Is This House Haunted, or Is That Just a Drunk Guy on the Lawn?

The Amityville Horror house (image in the public domain)

The Amityville Horror and the dozens of subsequent related books and movies are about a real house at 112 Ocean Avenue in Amityville, Long Island, where Ronald DeFeo, Jr. shot and killed his parents and four siblings. At Topic, Michelle Dean walks us through the whole story: the crime, the subsequent owners who claimed the house was haunted, and the more recent tenants who didn’t buy into the tale of terror.

Instead of spirits, the Cromartys complained, they were haunted by what could only be called paranormal tourists, who knocked on the door at all hours of the day and night. These people sometimes called themselves witches. Sometimes they cursed out the Cromartys and told them they would die.
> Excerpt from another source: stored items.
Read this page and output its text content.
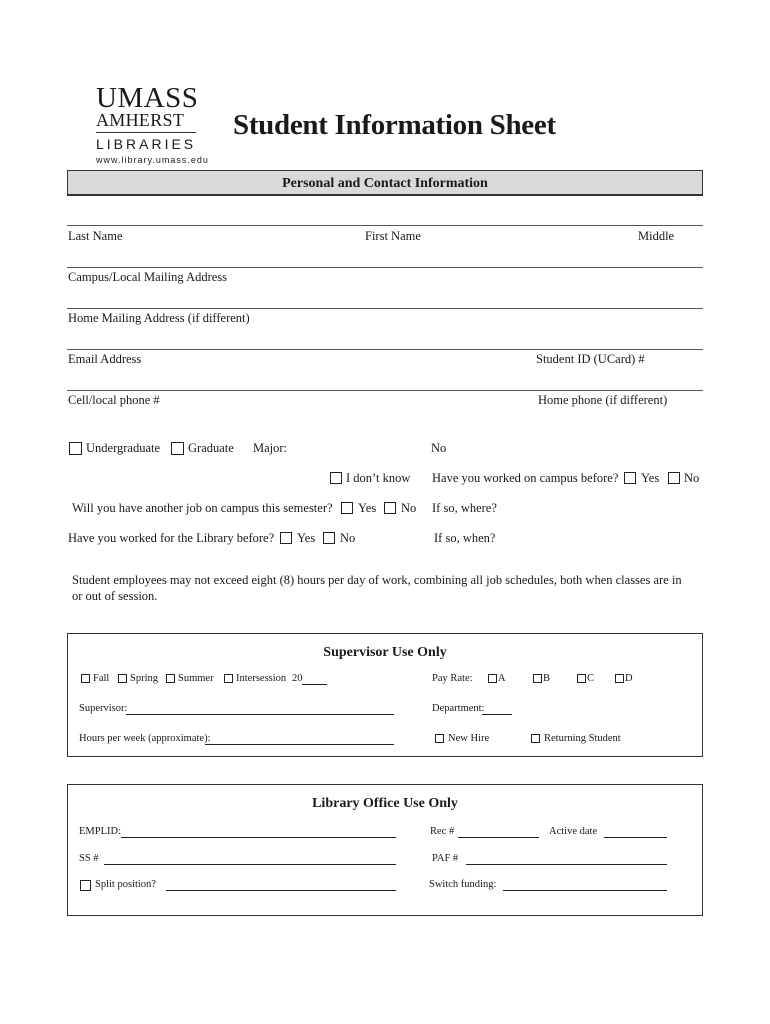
UMASS
AMHERST
LIBRARIES
www.library.umass.edu
Student Information Sheet
Personal and Contact Information
Last Name	First Name	Middle
Campus/Local Mailing Address
Home Mailing Address (if different)
Email Address	Student ID (UCard) #
Cell/local phone #	Home phone (if different)
Undergraduate Graduate Major:	No
I don’t know Have you worked on campus before? Yes No
Will you have another job on campus this semester? Yes No If so, where?
Have you worked for the Library before? Yes No	If so, when?
Student employees may not exceed eight (8) hours per day of work, combining all job schedules, both when classes are in
or out of session.
Supervisor Use Only
Fall Spring Summer Intersession 20	Pay Rate: A	B	C	D
Supervisor:	Department:
Hours per week (approximate):	New Hire	Returning Student
Library Office Use Only
EMPLID:	Rec #	Active date
SS #	PAF #
Split position?	Switch funding:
Sometimes they were drunk. And sometimes, as the family told Newsday in 1978, they were just odd: “I think one of the funniest things was when we woke up at three o’clock and heard this guy with a bugle playing ‘Taps’ on the front lawn. I opened the window and applauded and said, ‘Kid, you’ve got a real good sense of humor,’” said Jim Cromarty.

In case you were thinking of digging your bugle out of the attic and paying the current owners a visit, the address has since been changed to discourage tourism. Sorry!